125 tonnes a day leak from sunken tanker
Up to 125 tonnes of fuel oil are leaking from the sunken tanker Prestige every day, threatening further damage to the devastated coastline of northwestern Spain, officials said yesterday. Foul sludge is oozing from nine cracks in the bow and five...
Up to 125 tonnes of fuel oil are leaking from the sunken tanker Prestige every day, threatening further damage to the devastated coastline of northwestern Spain, officials said yesterday.
Foul sludge is oozing from nine cracks in the bow and five cracks in the stern of the Prestige and is taking about a day to reach the surface of the Atlantic, Deputy Prime Minister Mariano Rajoy told reporters in the city of La Coruna.
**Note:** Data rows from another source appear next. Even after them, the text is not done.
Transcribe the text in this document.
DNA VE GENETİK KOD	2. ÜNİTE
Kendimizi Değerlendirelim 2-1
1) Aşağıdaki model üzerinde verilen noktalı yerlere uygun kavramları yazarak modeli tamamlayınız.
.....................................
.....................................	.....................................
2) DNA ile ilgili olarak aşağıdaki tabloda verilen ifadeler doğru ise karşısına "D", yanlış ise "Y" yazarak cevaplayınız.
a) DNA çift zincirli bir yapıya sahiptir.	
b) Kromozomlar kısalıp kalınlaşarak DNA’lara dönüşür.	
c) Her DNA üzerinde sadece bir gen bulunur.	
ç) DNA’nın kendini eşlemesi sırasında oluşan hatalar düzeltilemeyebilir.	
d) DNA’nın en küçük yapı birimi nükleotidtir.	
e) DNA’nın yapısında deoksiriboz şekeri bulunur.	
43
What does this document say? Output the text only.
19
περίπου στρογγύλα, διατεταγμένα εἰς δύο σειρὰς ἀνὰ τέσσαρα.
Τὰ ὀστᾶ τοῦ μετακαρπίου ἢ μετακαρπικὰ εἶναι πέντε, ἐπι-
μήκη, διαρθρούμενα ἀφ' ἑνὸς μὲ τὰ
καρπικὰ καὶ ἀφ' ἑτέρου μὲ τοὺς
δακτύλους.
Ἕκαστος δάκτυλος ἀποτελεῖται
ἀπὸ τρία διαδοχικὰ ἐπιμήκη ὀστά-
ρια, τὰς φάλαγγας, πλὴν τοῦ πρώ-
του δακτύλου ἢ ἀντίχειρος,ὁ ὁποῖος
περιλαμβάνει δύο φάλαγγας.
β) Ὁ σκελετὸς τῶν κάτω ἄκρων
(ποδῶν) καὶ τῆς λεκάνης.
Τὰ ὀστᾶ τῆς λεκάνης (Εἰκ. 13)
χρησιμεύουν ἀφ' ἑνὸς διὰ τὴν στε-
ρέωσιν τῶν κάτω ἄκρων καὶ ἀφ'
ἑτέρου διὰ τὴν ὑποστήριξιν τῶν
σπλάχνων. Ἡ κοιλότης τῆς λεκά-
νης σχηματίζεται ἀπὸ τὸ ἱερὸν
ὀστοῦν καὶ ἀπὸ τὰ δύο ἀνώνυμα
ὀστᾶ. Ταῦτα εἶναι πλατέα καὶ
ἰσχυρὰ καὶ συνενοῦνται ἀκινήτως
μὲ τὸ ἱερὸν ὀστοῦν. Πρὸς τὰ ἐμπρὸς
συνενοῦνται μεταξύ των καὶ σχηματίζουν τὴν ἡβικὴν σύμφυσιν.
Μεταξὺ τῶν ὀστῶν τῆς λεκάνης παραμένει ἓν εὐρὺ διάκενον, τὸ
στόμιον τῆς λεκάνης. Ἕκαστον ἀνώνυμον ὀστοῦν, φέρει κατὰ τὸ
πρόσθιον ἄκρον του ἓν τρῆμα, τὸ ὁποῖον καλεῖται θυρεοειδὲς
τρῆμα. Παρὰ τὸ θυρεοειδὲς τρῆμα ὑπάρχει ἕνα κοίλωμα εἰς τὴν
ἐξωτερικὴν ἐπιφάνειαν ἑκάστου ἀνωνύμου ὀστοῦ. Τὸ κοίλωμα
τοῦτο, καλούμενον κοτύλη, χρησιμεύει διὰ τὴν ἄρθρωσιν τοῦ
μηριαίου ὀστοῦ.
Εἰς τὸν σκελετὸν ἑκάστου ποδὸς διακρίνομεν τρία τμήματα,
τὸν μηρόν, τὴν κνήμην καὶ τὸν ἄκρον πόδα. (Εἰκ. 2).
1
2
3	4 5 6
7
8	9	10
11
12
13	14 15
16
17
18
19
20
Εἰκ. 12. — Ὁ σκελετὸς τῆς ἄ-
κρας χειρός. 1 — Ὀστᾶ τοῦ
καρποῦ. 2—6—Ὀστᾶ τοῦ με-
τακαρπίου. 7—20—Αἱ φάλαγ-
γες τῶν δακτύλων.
"When it comes to the flow, estimates are that there are some 80 tonnes per day leaking from the bow and around 45 tonnes from the stern. We are talking about 120 to 125 tonnes per day," Rajoy said. "It is moving upwards and takes about a day to reach the surface."
A government oceanographer said the fuel would almost certainly move toward land and that it posed a danger unless cleanup ships were able to suction it out of the water.
The Prestige, laden with fuel oil, snapped in two and sank on November 19, leaving a series of slicks in its wake which have ravaged wildlife in Spain's prime fishing region, Galicia. The government is now calling it the country's worst ever environmental disaster after minimising its impact in the first few weeks - a stance that brought wide criticism.